Publisher: Bloomsbury Publishing
ISBN: 1472916751
Category : History
Languages : en
Pages : 297
Book Description
The 1866 transatlantic yacht race was a match that saw three yachts battle their way across the Atlantic in the dead of winter in pursuit of a $90,000 prize. Six men died in the brutal and close-fought contest, and the event changed the perception of yachting from a slightly effete gentlemen's pursuit into something altogether more rugged and adventurous. The race also symbolized the beginning of America's 'gilded age', with its associated obscene wealth and largesse (the $90,000 prize put up by the three contestants is about $15 million in today's money), as well as the thawing of relations between the US and UK. The narrative focuses on the victorious yacht Henrietta and her owner James Gordon Bennett. Bennett was the son of the multimillionaire proprietor of the New York Herald, and a notorious playboy.

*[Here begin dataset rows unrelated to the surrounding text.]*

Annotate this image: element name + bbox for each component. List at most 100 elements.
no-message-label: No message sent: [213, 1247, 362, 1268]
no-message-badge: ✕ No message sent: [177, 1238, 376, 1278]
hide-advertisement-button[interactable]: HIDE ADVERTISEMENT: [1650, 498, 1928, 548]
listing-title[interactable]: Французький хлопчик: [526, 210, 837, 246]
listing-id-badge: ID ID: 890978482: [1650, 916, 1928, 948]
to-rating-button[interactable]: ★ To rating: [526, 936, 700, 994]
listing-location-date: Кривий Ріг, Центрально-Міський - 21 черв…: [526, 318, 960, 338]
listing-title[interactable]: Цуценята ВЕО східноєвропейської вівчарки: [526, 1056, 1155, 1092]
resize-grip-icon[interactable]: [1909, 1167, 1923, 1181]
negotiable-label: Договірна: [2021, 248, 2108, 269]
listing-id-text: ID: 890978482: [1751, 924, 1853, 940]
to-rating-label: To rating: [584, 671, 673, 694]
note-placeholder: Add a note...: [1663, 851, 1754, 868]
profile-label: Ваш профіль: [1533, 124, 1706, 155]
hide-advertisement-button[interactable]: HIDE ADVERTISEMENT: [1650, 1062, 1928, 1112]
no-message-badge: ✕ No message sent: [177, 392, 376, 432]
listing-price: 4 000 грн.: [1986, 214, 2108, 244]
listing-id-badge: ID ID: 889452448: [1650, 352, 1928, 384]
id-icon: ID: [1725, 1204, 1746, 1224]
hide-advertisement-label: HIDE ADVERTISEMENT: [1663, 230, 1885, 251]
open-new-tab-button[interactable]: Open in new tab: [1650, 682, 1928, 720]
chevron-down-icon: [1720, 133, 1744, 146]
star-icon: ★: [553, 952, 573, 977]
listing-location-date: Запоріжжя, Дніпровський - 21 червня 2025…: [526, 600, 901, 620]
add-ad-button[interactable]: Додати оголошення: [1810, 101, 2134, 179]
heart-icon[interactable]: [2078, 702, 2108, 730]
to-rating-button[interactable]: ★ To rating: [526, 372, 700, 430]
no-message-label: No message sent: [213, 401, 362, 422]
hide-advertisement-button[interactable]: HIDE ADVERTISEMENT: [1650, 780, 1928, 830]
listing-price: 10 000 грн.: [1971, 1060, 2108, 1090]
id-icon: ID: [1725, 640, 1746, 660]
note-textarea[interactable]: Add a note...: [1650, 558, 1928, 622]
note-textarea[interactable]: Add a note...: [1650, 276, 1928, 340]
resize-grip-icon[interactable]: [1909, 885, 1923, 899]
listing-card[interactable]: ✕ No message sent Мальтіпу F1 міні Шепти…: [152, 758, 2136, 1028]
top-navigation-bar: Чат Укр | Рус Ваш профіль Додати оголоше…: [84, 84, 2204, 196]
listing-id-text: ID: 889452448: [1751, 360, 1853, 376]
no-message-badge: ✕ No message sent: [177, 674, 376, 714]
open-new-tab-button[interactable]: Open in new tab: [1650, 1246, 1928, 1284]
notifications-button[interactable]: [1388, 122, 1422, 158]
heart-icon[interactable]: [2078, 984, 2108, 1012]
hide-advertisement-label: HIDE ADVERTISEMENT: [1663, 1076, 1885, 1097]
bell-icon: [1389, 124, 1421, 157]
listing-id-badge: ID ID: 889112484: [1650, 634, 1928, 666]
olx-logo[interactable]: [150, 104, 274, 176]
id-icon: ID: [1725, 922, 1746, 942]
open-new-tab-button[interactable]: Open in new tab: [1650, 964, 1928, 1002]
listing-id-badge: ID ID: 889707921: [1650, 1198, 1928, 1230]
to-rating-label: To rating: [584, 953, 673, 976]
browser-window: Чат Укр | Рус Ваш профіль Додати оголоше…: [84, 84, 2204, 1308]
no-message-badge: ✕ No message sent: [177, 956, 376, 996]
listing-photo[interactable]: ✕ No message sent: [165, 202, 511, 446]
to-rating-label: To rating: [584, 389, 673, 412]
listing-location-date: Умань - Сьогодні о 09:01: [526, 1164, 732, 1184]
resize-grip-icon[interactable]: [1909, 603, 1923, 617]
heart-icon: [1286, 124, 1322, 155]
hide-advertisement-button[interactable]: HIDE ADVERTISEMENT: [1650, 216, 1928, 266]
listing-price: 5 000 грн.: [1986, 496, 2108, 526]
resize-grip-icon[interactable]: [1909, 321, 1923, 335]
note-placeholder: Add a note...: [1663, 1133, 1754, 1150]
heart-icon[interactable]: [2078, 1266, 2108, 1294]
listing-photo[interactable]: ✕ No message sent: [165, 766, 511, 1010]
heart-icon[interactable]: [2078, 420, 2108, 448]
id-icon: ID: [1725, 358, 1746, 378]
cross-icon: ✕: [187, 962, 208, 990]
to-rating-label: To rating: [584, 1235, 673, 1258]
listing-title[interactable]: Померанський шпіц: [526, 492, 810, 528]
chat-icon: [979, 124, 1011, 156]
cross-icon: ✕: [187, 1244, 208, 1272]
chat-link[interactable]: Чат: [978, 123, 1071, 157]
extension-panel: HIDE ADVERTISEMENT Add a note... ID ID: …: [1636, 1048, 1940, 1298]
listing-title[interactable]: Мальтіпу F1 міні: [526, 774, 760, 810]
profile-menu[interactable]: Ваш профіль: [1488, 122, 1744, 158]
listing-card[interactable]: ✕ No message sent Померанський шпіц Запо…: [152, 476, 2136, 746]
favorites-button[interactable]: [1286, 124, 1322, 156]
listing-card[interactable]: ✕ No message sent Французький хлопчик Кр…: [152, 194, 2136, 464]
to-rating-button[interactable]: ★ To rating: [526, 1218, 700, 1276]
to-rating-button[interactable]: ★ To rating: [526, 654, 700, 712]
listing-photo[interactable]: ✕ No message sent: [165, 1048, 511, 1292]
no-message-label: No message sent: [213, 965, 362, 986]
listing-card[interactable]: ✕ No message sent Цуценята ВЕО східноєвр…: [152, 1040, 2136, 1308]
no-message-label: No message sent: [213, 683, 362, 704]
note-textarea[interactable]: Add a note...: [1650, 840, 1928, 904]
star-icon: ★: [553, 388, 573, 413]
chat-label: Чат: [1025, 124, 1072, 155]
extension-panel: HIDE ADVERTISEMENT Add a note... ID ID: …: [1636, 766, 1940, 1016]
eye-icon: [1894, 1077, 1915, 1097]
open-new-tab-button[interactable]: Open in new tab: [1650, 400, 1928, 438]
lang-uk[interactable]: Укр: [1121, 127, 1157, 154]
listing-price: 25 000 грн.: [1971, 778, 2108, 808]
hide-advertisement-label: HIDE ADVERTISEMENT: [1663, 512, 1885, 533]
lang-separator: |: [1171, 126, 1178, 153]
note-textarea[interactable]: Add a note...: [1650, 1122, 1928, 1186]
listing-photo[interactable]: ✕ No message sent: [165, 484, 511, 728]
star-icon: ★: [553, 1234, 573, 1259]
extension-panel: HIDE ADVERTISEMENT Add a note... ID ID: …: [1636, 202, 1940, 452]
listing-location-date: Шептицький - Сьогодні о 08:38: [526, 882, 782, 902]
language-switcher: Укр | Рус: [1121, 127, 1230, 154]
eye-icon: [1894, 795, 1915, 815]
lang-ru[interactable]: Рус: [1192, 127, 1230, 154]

His infamous stunts included driving his carriage through the streets of New York naked, tipping a railway porter $30,000, and turning up at his own engagement party blind drunk and mistaking the fire for a urinal, which led to the coining of the phrase 'Gordon Bennett!'. However, Bennett was also a serious yachtsman and had served with distinction during the civil war aboard Henrietta, and he was the only owner to be aboard his own boat during the race. Other characters include Bennett's captain Samuel Samuels (legendary clipper skipper, ex-convict and occasional vaudeville actor), financier Leonard Jerome, aboard Henrietta as race invigilator (he also happened to be grandfather to Winston Churchill) and Stephen Fisk, a journalist so desperate to cover the race that he evaded a summons to appear as a witness in court and instead smuggled himself aboard Henrietta in a crate of champagne. Using the framework of the race to discuss the various historical themes, there's ample drama, and the diverse and eccentric range of characters ensure that this is a book laced with plenty of human interest, scandal and adventure.